Charley and Edie's honeymoon travel, mainly in the West and South, was supported by the Stephen H. Wilder Scholarship the Academy awarded to Charley for post-graduate travels. Charley Harper returned to the Art Academy of Cincinnati as a teacher and also worked for a commercial firm before working on his own. He and his wife worked out of their Roselawn and Finneytown homes, and later, with their only child, Brett Harper, formed Harper Studios.

During his career, Charley Harper illustrated numerous books, notably The Golden Book of Biology, magazines such as Ford Times, as well as many prints, posters, and other works. As his subjects are mainly natural, with birds prominently featured, Charley often created works for many nature-based organizations, among them the National Park Service, Cincinnati Zoo, Cincinnati Nature Center, Cornell Lab of Ornithology, Hamilton County (Ohio) Park District, and Hawk Mountain Sanctuary in Pennsylvania. He also designed interpretive displays for Everglades National Park.

Charley Harper died in Cincinnati on Sunday, June 10, 2007, at age 84, after contending with pneumonia for some months.

== Style ==
In a style he called "minimal realism", Charley Harper captured the essence of his subjects with the fewest possible visual elements. When asked to describe his unique visual style, Charley responded:

When I look at a wildlife or nature subject, I don't see the feathers in the wings, I just count the wings. I see exciting shapes, color combinations, patterns, textures, fascinating behavior, and endless possibilities for making interesting pictures. I regard the picture as an ecosystem in which all the elements are interrelated, interdependent, perfectly balanced, without trimming or unutilized parts; and herein lies the lure of painting; in a world of chaos, the picture is one small rectangle in which the artist can create an ordered universe.

He contrasted his nature-oriented artwork with the realism of John James Audubon, drawing influence from Cubism, Minimalism, Einsteinian physics and countless other developments in Modern art and science. His style distilled and simplified complex organisms and natural subjects, yet they are often arranged in a complex fashion. On the subject of his simplified forms, Harper noted:

I don't think there was much resistance to the way I simplified things. I think everybody understood that. Some people liked it and others didn't care for it. There's some who want to count all the feathers in the wings and then others who never think about counting the feathers, like me.

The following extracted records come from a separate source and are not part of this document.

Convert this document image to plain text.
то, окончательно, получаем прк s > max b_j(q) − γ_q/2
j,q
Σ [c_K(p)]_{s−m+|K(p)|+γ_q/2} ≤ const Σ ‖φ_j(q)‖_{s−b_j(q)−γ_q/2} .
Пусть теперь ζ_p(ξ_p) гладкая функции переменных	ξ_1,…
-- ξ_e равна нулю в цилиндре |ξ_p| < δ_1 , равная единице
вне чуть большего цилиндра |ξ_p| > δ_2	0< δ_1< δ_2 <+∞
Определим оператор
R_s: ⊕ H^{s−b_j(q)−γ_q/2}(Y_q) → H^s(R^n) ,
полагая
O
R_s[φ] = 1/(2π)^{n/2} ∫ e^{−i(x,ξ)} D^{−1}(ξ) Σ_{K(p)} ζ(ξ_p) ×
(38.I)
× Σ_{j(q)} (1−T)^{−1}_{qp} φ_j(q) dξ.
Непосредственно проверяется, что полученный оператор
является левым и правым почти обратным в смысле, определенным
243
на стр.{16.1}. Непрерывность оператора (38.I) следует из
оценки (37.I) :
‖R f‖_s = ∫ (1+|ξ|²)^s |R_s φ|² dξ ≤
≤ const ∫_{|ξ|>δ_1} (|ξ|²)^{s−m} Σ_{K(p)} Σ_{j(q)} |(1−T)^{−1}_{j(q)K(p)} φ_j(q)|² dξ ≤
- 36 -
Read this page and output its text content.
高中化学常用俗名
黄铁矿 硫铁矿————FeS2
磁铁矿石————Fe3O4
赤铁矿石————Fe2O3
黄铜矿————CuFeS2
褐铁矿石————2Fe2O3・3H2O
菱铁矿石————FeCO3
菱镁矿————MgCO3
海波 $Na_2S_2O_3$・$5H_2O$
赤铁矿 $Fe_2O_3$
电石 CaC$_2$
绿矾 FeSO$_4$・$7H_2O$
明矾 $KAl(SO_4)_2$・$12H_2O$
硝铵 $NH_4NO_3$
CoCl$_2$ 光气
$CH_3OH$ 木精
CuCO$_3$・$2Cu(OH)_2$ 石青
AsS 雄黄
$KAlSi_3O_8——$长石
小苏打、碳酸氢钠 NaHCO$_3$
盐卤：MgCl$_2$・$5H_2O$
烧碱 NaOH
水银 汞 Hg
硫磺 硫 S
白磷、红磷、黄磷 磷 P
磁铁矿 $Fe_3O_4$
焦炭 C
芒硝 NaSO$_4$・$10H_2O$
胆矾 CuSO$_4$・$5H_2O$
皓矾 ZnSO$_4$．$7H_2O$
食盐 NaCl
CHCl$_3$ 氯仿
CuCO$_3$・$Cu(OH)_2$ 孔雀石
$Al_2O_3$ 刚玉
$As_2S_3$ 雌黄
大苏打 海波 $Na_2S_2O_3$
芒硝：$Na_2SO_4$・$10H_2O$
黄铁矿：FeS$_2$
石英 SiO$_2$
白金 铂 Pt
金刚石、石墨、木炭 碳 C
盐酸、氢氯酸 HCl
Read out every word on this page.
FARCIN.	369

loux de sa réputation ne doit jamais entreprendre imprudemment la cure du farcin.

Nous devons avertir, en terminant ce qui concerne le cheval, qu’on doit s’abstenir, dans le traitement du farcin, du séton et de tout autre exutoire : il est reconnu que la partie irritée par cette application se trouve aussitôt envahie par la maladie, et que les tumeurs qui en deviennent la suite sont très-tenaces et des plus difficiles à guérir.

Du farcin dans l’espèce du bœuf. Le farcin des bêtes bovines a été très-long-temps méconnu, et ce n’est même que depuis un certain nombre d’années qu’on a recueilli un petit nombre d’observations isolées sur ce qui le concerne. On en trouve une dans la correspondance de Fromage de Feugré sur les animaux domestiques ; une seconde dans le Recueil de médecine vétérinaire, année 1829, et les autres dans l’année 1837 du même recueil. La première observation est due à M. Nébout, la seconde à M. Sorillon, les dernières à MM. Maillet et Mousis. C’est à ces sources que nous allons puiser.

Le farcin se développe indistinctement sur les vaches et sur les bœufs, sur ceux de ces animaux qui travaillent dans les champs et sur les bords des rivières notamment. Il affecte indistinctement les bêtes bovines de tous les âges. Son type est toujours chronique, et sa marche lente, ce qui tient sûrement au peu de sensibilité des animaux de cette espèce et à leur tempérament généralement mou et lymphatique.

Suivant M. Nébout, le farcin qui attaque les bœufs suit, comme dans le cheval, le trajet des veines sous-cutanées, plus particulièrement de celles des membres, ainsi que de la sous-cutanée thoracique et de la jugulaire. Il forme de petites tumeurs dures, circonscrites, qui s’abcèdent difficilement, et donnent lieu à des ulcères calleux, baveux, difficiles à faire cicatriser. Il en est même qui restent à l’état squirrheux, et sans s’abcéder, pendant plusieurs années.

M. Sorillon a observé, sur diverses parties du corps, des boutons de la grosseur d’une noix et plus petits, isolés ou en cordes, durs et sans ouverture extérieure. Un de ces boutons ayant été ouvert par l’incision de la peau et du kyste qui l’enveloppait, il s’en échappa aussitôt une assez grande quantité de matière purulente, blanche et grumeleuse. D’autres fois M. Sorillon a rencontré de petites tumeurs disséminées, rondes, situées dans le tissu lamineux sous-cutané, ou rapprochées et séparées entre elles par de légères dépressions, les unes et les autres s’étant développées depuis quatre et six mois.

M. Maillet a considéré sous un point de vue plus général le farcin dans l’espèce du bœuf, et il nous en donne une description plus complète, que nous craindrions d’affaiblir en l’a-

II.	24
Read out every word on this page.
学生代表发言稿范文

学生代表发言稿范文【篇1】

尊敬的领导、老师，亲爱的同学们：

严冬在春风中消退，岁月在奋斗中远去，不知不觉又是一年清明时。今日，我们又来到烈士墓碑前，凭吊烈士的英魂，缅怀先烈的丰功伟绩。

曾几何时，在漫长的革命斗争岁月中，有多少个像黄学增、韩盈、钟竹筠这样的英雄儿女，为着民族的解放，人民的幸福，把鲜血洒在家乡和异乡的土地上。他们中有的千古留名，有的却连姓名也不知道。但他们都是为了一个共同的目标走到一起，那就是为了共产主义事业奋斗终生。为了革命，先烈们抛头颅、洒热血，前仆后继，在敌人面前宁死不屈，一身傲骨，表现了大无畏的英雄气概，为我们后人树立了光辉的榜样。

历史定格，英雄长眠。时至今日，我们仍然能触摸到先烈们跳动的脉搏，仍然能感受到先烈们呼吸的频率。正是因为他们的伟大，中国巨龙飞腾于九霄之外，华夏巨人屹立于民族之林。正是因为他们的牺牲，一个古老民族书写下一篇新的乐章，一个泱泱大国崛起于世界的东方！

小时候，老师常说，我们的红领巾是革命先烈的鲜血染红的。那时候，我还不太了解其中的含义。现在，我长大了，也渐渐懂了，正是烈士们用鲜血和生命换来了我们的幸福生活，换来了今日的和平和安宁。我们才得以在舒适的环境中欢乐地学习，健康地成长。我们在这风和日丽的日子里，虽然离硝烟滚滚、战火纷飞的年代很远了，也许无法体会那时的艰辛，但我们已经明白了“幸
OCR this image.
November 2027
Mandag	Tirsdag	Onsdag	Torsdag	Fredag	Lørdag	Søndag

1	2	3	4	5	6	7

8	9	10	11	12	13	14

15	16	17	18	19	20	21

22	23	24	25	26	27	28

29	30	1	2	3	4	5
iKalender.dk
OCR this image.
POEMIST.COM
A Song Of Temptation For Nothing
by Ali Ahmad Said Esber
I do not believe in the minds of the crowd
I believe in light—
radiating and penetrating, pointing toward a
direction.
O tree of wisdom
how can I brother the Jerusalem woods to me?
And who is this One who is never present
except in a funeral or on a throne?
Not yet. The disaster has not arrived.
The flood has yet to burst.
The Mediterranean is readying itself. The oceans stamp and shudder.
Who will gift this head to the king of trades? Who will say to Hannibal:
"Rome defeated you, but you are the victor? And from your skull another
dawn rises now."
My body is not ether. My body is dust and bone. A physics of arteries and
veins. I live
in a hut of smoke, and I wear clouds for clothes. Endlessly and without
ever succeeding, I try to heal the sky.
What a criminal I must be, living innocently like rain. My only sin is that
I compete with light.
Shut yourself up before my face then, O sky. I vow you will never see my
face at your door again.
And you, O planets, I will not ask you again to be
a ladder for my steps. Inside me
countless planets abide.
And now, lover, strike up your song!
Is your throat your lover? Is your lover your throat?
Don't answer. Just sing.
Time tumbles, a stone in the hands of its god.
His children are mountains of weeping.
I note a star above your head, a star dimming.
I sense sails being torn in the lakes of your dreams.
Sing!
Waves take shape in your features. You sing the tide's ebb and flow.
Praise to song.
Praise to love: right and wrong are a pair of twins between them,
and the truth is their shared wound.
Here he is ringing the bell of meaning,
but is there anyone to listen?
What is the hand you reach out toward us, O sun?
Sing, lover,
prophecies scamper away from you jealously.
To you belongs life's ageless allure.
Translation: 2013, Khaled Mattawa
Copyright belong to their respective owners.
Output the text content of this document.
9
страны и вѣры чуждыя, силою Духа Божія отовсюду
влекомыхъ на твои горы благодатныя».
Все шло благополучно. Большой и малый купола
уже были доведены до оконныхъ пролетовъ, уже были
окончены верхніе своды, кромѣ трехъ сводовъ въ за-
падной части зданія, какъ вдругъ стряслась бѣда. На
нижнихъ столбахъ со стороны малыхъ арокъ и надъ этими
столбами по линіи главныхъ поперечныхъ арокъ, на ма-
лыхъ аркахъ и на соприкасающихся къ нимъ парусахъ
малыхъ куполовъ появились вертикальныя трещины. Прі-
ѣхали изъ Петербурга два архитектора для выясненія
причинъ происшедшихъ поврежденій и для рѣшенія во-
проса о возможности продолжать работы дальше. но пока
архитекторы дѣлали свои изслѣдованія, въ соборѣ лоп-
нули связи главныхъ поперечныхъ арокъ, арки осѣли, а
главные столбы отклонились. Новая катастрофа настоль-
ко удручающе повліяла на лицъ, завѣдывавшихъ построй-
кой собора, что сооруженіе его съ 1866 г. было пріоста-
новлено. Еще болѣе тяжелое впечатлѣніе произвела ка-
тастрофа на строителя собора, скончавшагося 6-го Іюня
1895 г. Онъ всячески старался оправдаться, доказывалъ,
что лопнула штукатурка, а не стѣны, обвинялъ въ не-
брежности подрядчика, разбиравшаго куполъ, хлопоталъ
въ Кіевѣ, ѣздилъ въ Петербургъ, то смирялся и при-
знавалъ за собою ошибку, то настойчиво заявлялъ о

The results are bold, colorful, and often whimsical. The designer Todd Oldham wrote of Harper, "Charley's inspired yet the accurate color sense is undeniable, and when combined with the precision he exacts on rendering only the most important details, one is always left with a sense of awe."
Charley, on numerous examples, also went outside the medium of graphic art and included short prose poems for the artwork he made.

Examples of Harper's style may be seen in the example above, as well as the following United States National Park Service posters:
In 2002 his artwork was selected for the International Migratory Bird Day conservation theme- Exploring Habitats.

== Honors ==
In honor of Charley Harper's work, December 8, 2006, was declared "Charley Harper Day" by the mayor of Cincinnati, Mark Mallory.

In 2003, the Sharonville Fine Arts Council awarded Harper a Lifetime Achievement Award.

In 2007, an exhibition of the Harpers' early work was held at the Cincinnati Art Museum.

In 2011, the first exhibition of Harper's works in Germany took place at Kunstverein in Hamburg.

In 2020, Harper was posthumously awarded the John A. Ruthven Medal of Distinction.

In 2021, an exhibit of some of Harper's work at the Cincinnati Museum Center.

Great Parks of Hamilton County (Ohio) named part of Winton Woods, Harper Meadows, after Harper. The area contains many reservable shelters, a playground, a snow sledding hill, and is adjacent to the lake, and the hike/bike trail.